Mas para os seus habitantes a vida continuaria igual, apesar de se ter tornado tão diferente. O mundo ficara mais despovoado. Mais vazio e desabrido.

No Inverno, as brumas mantinham-se por mais tempo, galopavam as muralhas e estendiam-se espessas, tapando a cidade, fazendo crer que esta tinha desaparecido de vez da face da terra. Eram dias de horizontes cerceados. As pessoas perdiam-se naquela teia rasteira e húmida e as sentinelas tentavam penetrar na paisagem em volta, com olhos de admiração. Inutilmente. Eram dias de perplexidade e quieta inquietude. Os ventos cessavam, nada se mexia, e as raras vozes e os raros ruídos rotineiros calavam-se. O mundo havia-se tornado mudo. Tão estranhamente mudo que às vezes alguém gritava um nome, um cumprimento, somente para se fazer ouvir.

E no Verão, o Sol dançava frenético sobre si mesmo num céu branco, queimando a vida em Mazagão. Nesses dias implacáveis, todo o movimento era um esforço sobre-humano ou então um declarado acto de resistência. O horizonte tremia e figuras temerárias surgiam em cavalos brancos, até que as sentinelas vacilantes se apercebiam do engano. Nunca lá haviam estado. Durante o dia a vida suspendia-se, parecia ter-se recolhido para longe, pelo entardecer ganhava alento e por horas breves rejubilava num ânimo de condenado antes de a noite, extensa mancha difícil de transpor, a relembrar da sua solidão. E os anos, as décadas iam passando.

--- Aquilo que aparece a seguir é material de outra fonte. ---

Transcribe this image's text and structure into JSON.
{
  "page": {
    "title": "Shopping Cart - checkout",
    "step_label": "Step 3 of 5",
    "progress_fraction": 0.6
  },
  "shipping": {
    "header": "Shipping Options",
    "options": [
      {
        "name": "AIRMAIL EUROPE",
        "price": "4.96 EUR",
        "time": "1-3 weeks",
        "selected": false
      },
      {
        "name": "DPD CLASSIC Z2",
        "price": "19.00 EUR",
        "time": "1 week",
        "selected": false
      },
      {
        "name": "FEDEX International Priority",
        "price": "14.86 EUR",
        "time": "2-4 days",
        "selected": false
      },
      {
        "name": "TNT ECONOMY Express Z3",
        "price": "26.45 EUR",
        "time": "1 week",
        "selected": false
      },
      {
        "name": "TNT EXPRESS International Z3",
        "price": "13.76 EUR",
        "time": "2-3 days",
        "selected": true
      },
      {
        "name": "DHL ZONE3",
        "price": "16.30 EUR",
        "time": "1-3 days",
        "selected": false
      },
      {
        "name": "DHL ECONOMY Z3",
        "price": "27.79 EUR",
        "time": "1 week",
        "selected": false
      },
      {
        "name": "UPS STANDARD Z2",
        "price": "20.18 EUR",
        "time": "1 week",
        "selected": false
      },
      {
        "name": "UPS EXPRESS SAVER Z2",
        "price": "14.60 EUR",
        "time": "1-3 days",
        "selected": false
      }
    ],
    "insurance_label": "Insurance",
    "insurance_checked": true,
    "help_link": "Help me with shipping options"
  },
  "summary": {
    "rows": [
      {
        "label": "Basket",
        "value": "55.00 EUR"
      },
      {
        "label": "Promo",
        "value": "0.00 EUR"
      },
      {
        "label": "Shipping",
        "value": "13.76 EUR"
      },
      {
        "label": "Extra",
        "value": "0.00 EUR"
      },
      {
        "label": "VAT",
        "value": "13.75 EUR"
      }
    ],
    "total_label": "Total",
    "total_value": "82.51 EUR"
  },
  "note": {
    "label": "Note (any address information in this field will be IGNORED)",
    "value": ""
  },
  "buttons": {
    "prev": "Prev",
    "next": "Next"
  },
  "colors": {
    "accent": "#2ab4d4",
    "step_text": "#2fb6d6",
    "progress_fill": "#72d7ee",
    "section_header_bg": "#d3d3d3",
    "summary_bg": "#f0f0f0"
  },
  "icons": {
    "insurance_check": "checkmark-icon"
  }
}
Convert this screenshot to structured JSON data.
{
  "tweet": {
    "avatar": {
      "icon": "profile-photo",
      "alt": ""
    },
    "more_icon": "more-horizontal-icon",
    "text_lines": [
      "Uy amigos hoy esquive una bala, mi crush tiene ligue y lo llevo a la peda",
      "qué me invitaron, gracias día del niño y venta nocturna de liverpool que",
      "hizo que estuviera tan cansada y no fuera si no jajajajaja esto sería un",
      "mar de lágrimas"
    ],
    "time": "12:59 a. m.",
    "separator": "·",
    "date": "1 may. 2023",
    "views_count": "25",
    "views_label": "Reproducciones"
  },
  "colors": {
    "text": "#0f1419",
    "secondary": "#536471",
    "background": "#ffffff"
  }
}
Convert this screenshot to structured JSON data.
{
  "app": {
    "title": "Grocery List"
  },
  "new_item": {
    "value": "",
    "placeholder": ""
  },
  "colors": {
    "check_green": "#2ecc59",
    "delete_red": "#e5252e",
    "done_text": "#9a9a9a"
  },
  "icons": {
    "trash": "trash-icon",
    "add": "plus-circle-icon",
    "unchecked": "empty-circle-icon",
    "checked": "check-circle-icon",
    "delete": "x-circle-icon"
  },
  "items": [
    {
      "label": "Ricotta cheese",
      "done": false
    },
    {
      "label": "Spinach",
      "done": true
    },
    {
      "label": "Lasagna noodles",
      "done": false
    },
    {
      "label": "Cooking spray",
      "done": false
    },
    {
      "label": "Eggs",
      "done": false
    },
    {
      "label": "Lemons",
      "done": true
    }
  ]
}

Durante demasiado tempo parecia que ninguém se aproximava da Mazagão esquecida, a não ser os pequenos grupos de cavaleiros moiros com as suas razias e investidas. Mas estes, com a sua presença regular, não contavam, pois de certa forma também pertenciam àquele lugar rude e claustrofóbico. Onde simplesmente respirar se tornara um gesto árduo. A própria cidade encolhera, mirrara como um tecido mal lavado. Muitos fronteiros esperavam a chegada das naus e galeões, tentando conseguir com intrigas e favores um lugar para longe, pois longe iam os tempos em que prestar serviço em África era uma estratégia de ascensão social e de obtenção de riqueza garantida. Mas agora aquelas vinham em menor número, sempre atrasadas e sem grandes ordens de embarque. Outros porfiavam na decisão de ali permanecer e defender com a vida, se necessário, a praça dos constantes cercos e emboscadas mouras.

Na Mazagão solitária só resistiam os hábitos há muito inaugurados e incessantemente repetidos quase até à exasperação, uma exasperação muda, contida entre dentes cerrados. Que se libertava em rixas e duelos. E em sexo desenfreado, denunciavam os padres, como se juntos, os corpos pudessem suportar melhor as provações impostas por Mazagão. Porém, no seu íntimo continuava a palpitar a secreta esperança, esse animal hibernado, de que um dia o tempo detido quebrar-se-ia e a vida, a verdadeira vida, voltaria. As longas décadas gastas em defesa da praça ganhariam sentido com uma grande campanha contra o Infiel e a conquista das cidades de Fez e de Marrocos. Era este coração subterrâneo que a mantinha viva, ou pelo menos em letargia, alimentando um quotidiano regulado por ordens militares. Os artilheiros inspeccionavam os canhões, os espingardeiros afinavam as armas, os turnos das sentinelas rendiam-se com zelo burocrático. Tudo isto acontecia todos os dias às mesmas horas. E às 6 da tarde, com a exactidão dos movimentos perpétuos, a torre de rebate ordenava o fecho das portas, ficando Mazagão ainda mais reclusa de si mesma. 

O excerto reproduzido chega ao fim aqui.